Interview with Risa Denenberg, Co-Founder and Editor
How did Headmistress Press start?
The press began in the mind of Mary Meriam, who has published Lavender Review since 2010; LR is a biannual e-zine dedicated to publishing poetry and art by, about, and for lesbians. In 2012, Mary invited me to share in her vision of starting a press dedicated to producing books of poetry by lesbians. In 2014 Rita Mae Reese joined HP, bringing with her the experience of having worked with the lesbian-run Naiad Press in Tallahassee, Florida, back in the eighties.
Headmistress Press produced our first books in 2013 and, including our 2016 list, we will have published chapbooks and books of poetry by 18 lesbians and bisexual women. Mary designs and produces our books; Rita Mae designs and produces our Lesbian Poet Trading Cards; and I manage our finances, sales, and promotional activities; we all share the editorial work. Amazingly, we live in three widely different regions of the US and have never had an in-person editorial meeting.
Tell us a bit about Headmistress Press. What are your influences, your aesthetic, your mission?
The mission of HP is honoring lesbian existence, discovering a range of lesbian voices and promoting lesbian representation in the arts. As far as we know, there is no other press with this singular mission. We want to bring lesbian poets of all ages and backgrounds into the fold of publishing and create a market for lesbian-identified poetry.
There is also an economics to poetry publishing that we feel strongly about. As editors, our work will always be an unpaid labor of love. Our books sell for $10 and our contest submission fees are on a sliding scale with fee waivers for those who need them. We maintain a small fund to pay lesbian artists for cover art.
Can you give us a preview of what’s current and/or forthcoming from your catalog, as well as what you’re hoping to publish in the future?
In the current season (2016-2017), we have produced books by Ann Tweedy, Lynn Stongin and Jessica K. Hylton and will be producing books for an additional 10 poets, including Constance Merritt, Gail Thomas, Janice Gould, and Joy Ladin. We intend to continue running an annual contest, in which a winner is chosen blindly by a well-known lesbian poet. In 2015 it was Meg Day and in 2016 it was Ellen Bass.
We also plan to continue to produce our Lesbian Poet Trading Cards for the long-run. We’ve produced 12 cards each for 2015 and 2016 and Rita Mae is actively working on the 2017 series. In 2017, you can expect to see Natalie Diaz, Adrienne Rich, Pat Parker, and Gertrude Stein, among others.
We used to ask, “What about small/independent press publishing is particularly exciting to you right now?” We’re still interested in the answer to that, but we’re even more interested to know what you think needs to change.
An important focus for HP is visibility and accessibility for lesbian poets and artists. Too many excellent manuscripts go unpublished and too few small press books are sold in independent bookstores. Headmistress Press is committed to publishing as many worthy books as we possibly can. To do this, we favor a strategy that combines an annual contest in which the winner is chosen blindly, but we also select a number of “editor’s choice” manuscripts for publication. We’re open to queries during our off reading season. We work hard to get our books onto the shelves of local independent book sellers.
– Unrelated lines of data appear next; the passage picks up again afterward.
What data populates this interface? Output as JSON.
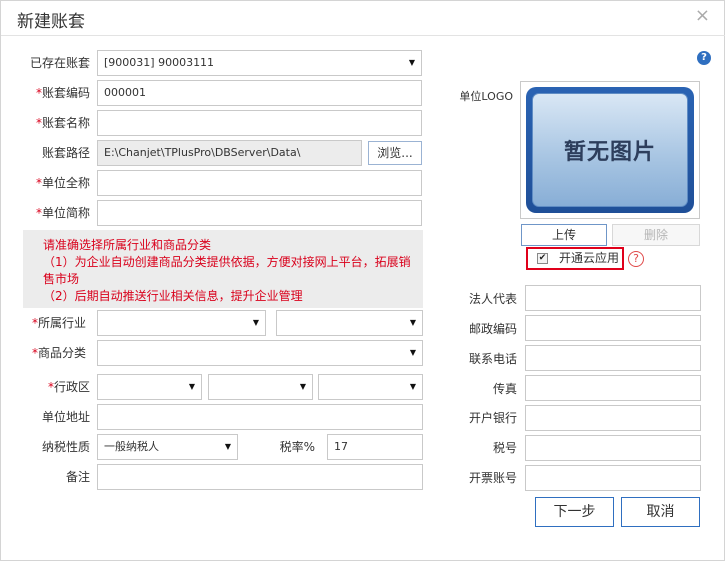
{
  "dialog": {
    "title": "新建账套",
    "close_glyph": "×",
    "help_glyph": "?"
  },
  "form": {
    "existing_account": {
      "label": "已存在账套",
      "value": "[900031] 90003111"
    },
    "account_code": {
      "required_mark": "*",
      "label": "账套编码",
      "value": "000001"
    },
    "account_name": {
      "required_mark": "*",
      "label": "账套名称",
      "value": ""
    },
    "account_path": {
      "label": "账套路径",
      "value": "E:\\Chanjet\\TPlusPro\\DBServer\\Data\\",
      "browse_label": "浏览..."
    },
    "company_full_name": {
      "required_mark": "*",
      "label": "单位全称",
      "value": ""
    },
    "company_short_name": {
      "required_mark": "*",
      "label": "单位简称",
      "value": ""
    },
    "notice": {
      "line1": "请准确选择所属行业和商品分类",
      "line2": "（1）为企业自动创建商品分类提供依据，方便对接网上平台，拓展销售市场",
      "line3": "（2）后期自动推送行业相关信息，提升企业管理"
    },
    "industry": {
      "required_mark": "*",
      "label": "所属行业",
      "value1": "",
      "value2": ""
    },
    "product_category": {
      "required_mark": "*",
      "label": "商品分类",
      "value": ""
    },
    "region": {
      "required_mark": "*",
      "label": "行政区",
      "value1": "",
      "value2": "",
      "value3": ""
    },
    "address": {
      "label": "单位地址",
      "value": ""
    },
    "tax_nature": {
      "label": "纳税性质",
      "value": "一般纳税人"
    },
    "tax_rate": {
      "label": "税率%",
      "value": "17"
    },
    "remarks": {
      "label": "备注",
      "value": ""
    }
  },
  "right_panel": {
    "logo_label": "单位LOGO",
    "logo_placeholder": "暂无图片",
    "upload_label": "上传",
    "delete_label": "删除",
    "cloud_label": "开通云应用",
    "cloud_checked": true,
    "cloud_checkmark": "✔",
    "cloud_help": "?",
    "legal_rep": {
      "label": "法人代表",
      "value": ""
    },
    "postal_code": {
      "label": "邮政编码",
      "value": ""
    },
    "phone": {
      "label": "联系电话",
      "value": ""
    },
    "fax": {
      "label": "传真",
      "value": ""
    },
    "bank": {
      "label": "开户银行",
      "value": ""
    },
    "tax_number": {
      "label": "税号",
      "value": ""
    },
    "invoice_account": {
      "label": "开票账号",
      "value": ""
    }
  },
  "buttons": {
    "next_label": "下一步",
    "cancel_label": "取消"
  },
  "glyphs": {
    "dropdown_arrow": "▼"
  },
  "colors": {
    "required": "#d9001b",
    "accent": "#2f6fc0",
    "highlight_border": "#e0001b"
  }
}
How do you cope? There’s been a lot of conversation lately about charging reading fees, printing costs, rising book costs, who should pay for what, etc. Do you have any opinions on this, and would you be willing to share any insights about the numbers at Headmistress Press?
We do charge a reading fee for our contests, but on a sliding scale starting at $8.00. We do this so that we can offer a small monetary prize to a winner and a small gratuity to our judge. We are almost unique in offering feedback on any submitted manuscript for an additional $5.00. And our books have been and will always be sold for $10.00.
We do not expect to stay afloat on book sales alone. Our best selling books sell in the range of 500-600 copies, but there are books we love that don’t sell well. The Lesbian Poet Trading Cards have been a real boost to our income. Our Indiegogo Campaign in 2015 not only gave us the capital to expand, but also put our books and cards into the hands of our supporters, who then spread the word.